(AGENPARL) - Roma, 10 Giugno 2026 - CETO MEDIO PAGANO IL CONTO"
"Le parole pronunciate oggi da Giorgia Meloni all'Assemblea di
Confcommercio sono l'ennesima operazione di propaganda costruita per
nascondere la realtà che vivono milioni di italiani. Evocare il fantasma
della patrimoniale per presentarsi come paladina dei sacrifici degli
italiani è un esercizio di ipocrisia che non regge alla prova dei fatti.
Mentre la Presidente del Consiglio racconta un Paese che cresce e si
arricchisce, lavoratori, pensionati e famiglie vedono diminuire salari,
potere d'acquisto e prospettive di futuro". Lo dichiara Giovanni Barbera,
membro della Direzione Nazionale del Partito della Rifondazione Comunista.
"Se davvero questo governo fosse dalla parte di chi produce reddito e
ricchezza con il proprio lavoro, avrebbe colpito gli enormi extraprofitti
delle banche e delle multinazionali dell'energia, che negli ultimi anni
hanno accumulato miliardi grazie alla crisi e alla speculazione. Invece ha
scelto di proteggerli, garantendo loro impunità fiscale e politica, mentre
milioni di famiglie vengono strangolate dall'aumento del costo della vita,
delle bollette, degli affitti e delle rate dei mutui".

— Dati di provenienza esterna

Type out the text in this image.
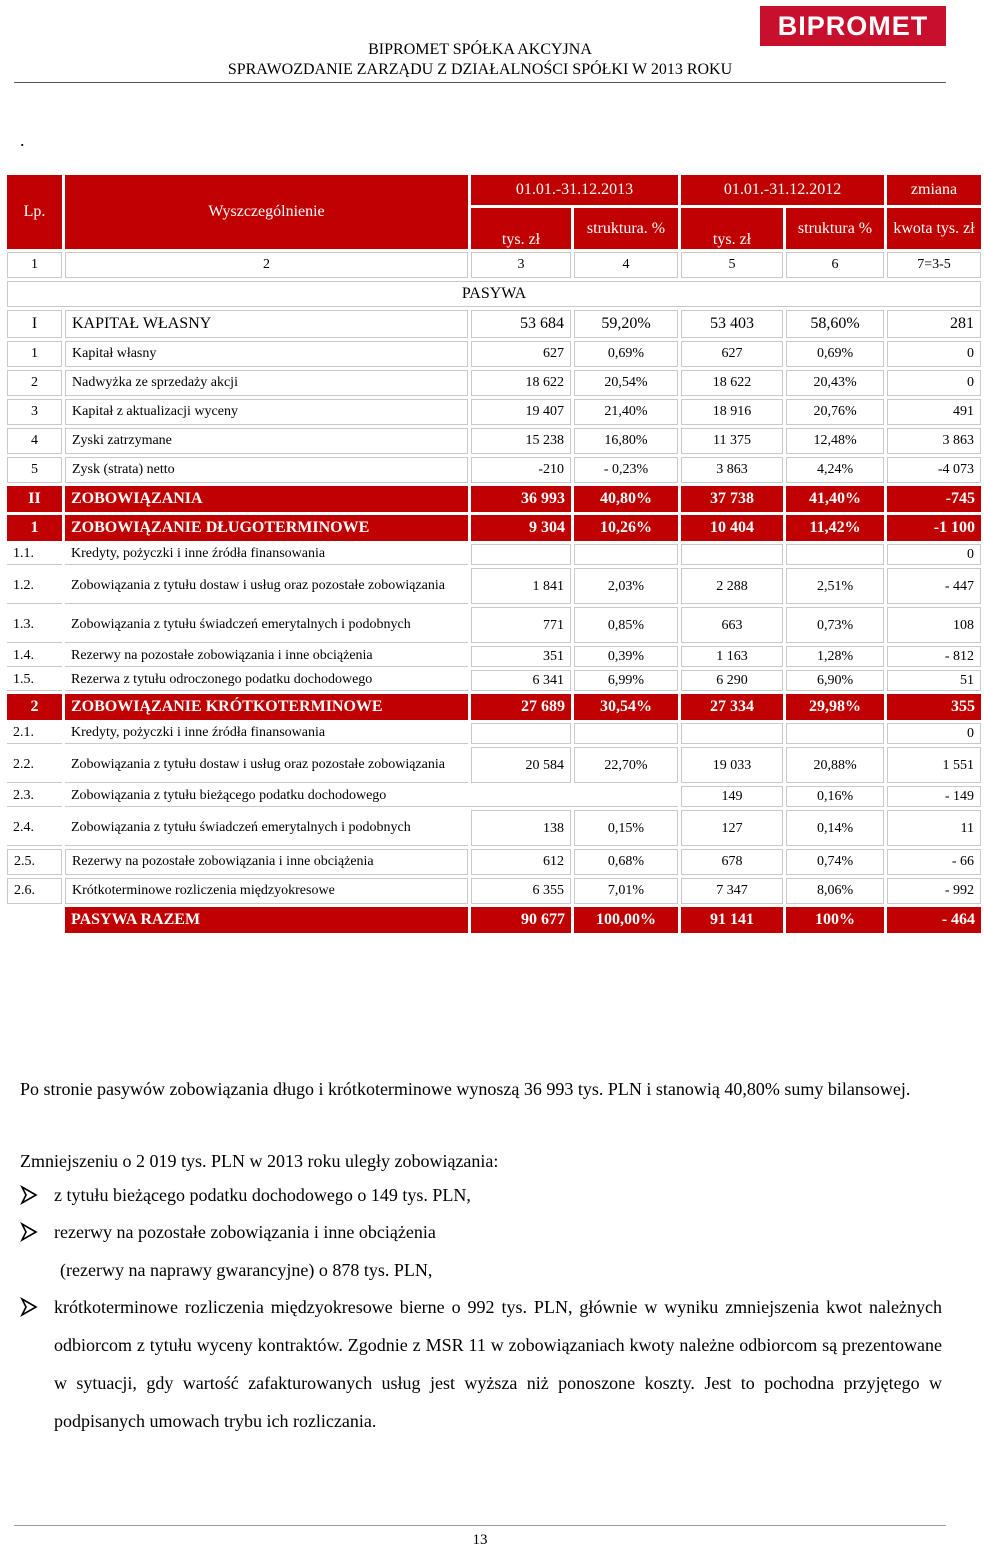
BIPROMET
BIPROMET SPÓŁKA AKCYJNA
SPRAWOZDANIE ZARZĄDU Z DZIAŁALNOŚCI SPÓŁKI W 2013 ROKU
.
Lp.	Wyszczególnienie	01.01.-31.12.2013		01.01.-31.12.2012		zmiana
		tys. zł	struktura. %	tys. zł	struktura %	kwota tys. zł
1	2	3	4	5	6	7=3-5
PASYWA						
I	KAPITAŁ WŁASNY	53 684	59,20%	53 403	58,60%	281
1	Kapitał własny	627	0,69%	627	0,69%	0
2	Nadwyżka ze sprzedaży akcji	18 622	20,54%	18 622	20,43%	0
3	Kapitał z aktualizacji wyceny	19 407	21,40%	18 916	20,76%	491
4	Zyski zatrzymane	15 238	16,80%	11 375	12,48%	3 863
5	Zysk (strata) netto	-210	- 0,23%	3 863	4,24%	-4 073
II	ZOBOWIĄZANIA	36 993	40,80%	37 738	41,40%	-745
1	ZOBOWIĄZANIE DŁUGOTERMINOWE	9 304	10,26%	10 404	11,42%	-1 100
1.1.	Kredyty, pożyczki i inne źródła finansowania					0
1.2.	Zobowiązania z tytułu dostaw i usług oraz pozostałe zobowiązania	1 841	2,03%	2 288	2,51%	- 447
1.3.	Zobowiązania z tytułu świadczeń emerytalnych i podobnych	771	0,85%	663	0,73%	108
1.4.	Rezerwy na pozostałe zobowiązania i inne obciążenia	351	0,39%	1 163	1,28%	- 812
1.5.	Rezerwa z tytułu odroczonego podatku dochodowego	6 341	6,99%	6 290	6,90%	51
2	ZOBOWIĄZANIE KRÓTKOTERMINOWE	27 689	30,54%	27 334	29,98%	355
2.1.	Kredyty, pożyczki i inne źródła finansowania					0
2.2.	Zobowiązania z tytułu dostaw i usług oraz pozostałe zobowiązania	20 584	22,70%	19 033	20,88%	1 551
2.3.	Zobowiązania z tytułu bieżącego podatku dochodowego			149	0,16%	- 149
2.4.	Zobowiązania z tytułu świadczeń emerytalnych i podobnych	138	0,15%	127	0,14%	11
2.5.	Rezerwy na pozostałe zobowiązania i inne obciążenia	612	0,68%	678	0,74%	- 66
2.6.	Krótkoterminowe rozliczenia międzyokresowe	6 355	7,01%	7 347	8,06%	- 992
	PASYWA RAZEM	90 677	100,00%	91 141	100%	- 464
Po stronie pasywów zobowiązania długo i krótkoterminowe wynoszą 36 993 tys. PLN i stanowią 40,80% sumy bilansowej.
Zmniejszeniu o 2 019 tys. PLN w 2013 roku uległy zobowiązania:
z tytułu bieżącego podatku dochodowego o 149 tys. PLN,
rezerwy na pozostałe zobowiązania i inne obciążenia
(rezerwy na naprawy gwarancyjne) o 878 tys. PLN,
krótkoterminowe rozliczenia międzyokresowe bierne o 992 tys. PLN, głównie w wyniku zmniejszenia kwot należnych odbiorcom z tytułu wyceny kontraktów. Zgodnie z MSR 11 w zobowiązaniach kwoty należne odbiorcom są prezentowane w sytuacji, gdy wartość zafakturowanych usług jest wyższa niż ponoszone koszty. Jest to pochodna przyjętego w podpisanych umowach trybu ich rozliczania.
13
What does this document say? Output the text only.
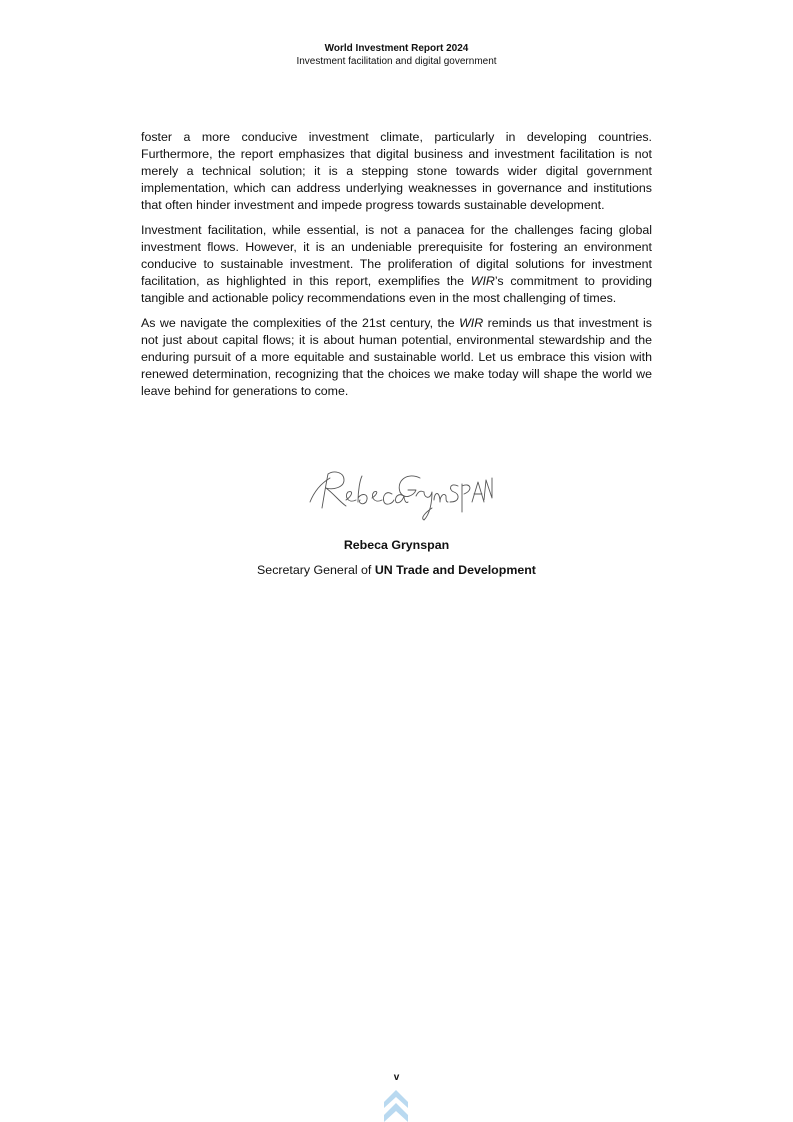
World Investment Report 2024
Investment facilitation and digital government

foster a more conducive investment climate, particularly in developing countries. Furthermore, the report emphasizes that digital business and investment facilitation is not merely a technical solution; it is a stepping stone towards wider digital government implementation, which can address underlying weaknesses in governance and institutions that often hinder investment and impede progress towards sustainable development.

Investment facilitation, while essential, is not a panacea for the challenges facing global investment flows. However, it is an undeniable prerequisite for fostering an environment conducive to sustainable investment. The proliferation of digital solutions for investment facilitation, as highlighted in this report, exemplifies the WIR’s commitment to providing tangible and actionable policy recommendations even in the most challenging of times.

As we navigate the complexities of the 21st century, the WIR reminds us that investment is not just about capital flows; it is about human potential, environmental stewardship and the enduring pursuit of a more equitable and sustainable world. Let us embrace this vision with renewed determination, recognizing that the choices we make today will shape the world we leave behind for generations to come.

Rebeca Grynspan
Secretary General of UN Trade and Development
v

"Meloni parla di patrimoni da costruire, ma la verità è che il suo governo
sta distruggendo le condizioni materiali che permettono alle persone di
mettere da parte risparmi e progettare il proprio futuro. I pochi euro
restituiti con la propaganda sul taglio dell'Irpef vengono immediatamente
divorati dall'aumento dei prezzi e dai costi che i cittadini devono
sostenere per compensare il progressivo smantellamento dei servizi
pubblici. Chi non trova una visita nel Servizio sanitario nazionale è
costretto a pagarsela; chi non trova una casa a prezzi accessibili è
costretto a indebitarsi; chi lavora continua a perdere terreno rispetto
all'aumento del costo della vita".
"Altro che governo del ceto medio. Siamo di fronte a un esecutivo che ha
scelto con chiarezza da che parte stare: dalla parte delle rendite, della
finanza e dei grandi gruppi economici. La loro politica fiscale non
redistribuisce la ricchezza, la concentra. Non riduce le disuguaglianze, le
aumenta. Non difende chi lavora, ma chi specula. Per questo la retorica di
Meloni non convince più nessuno: dietro gli slogan resta un Paese sempre
più povero, più diseguale e più ingiusto".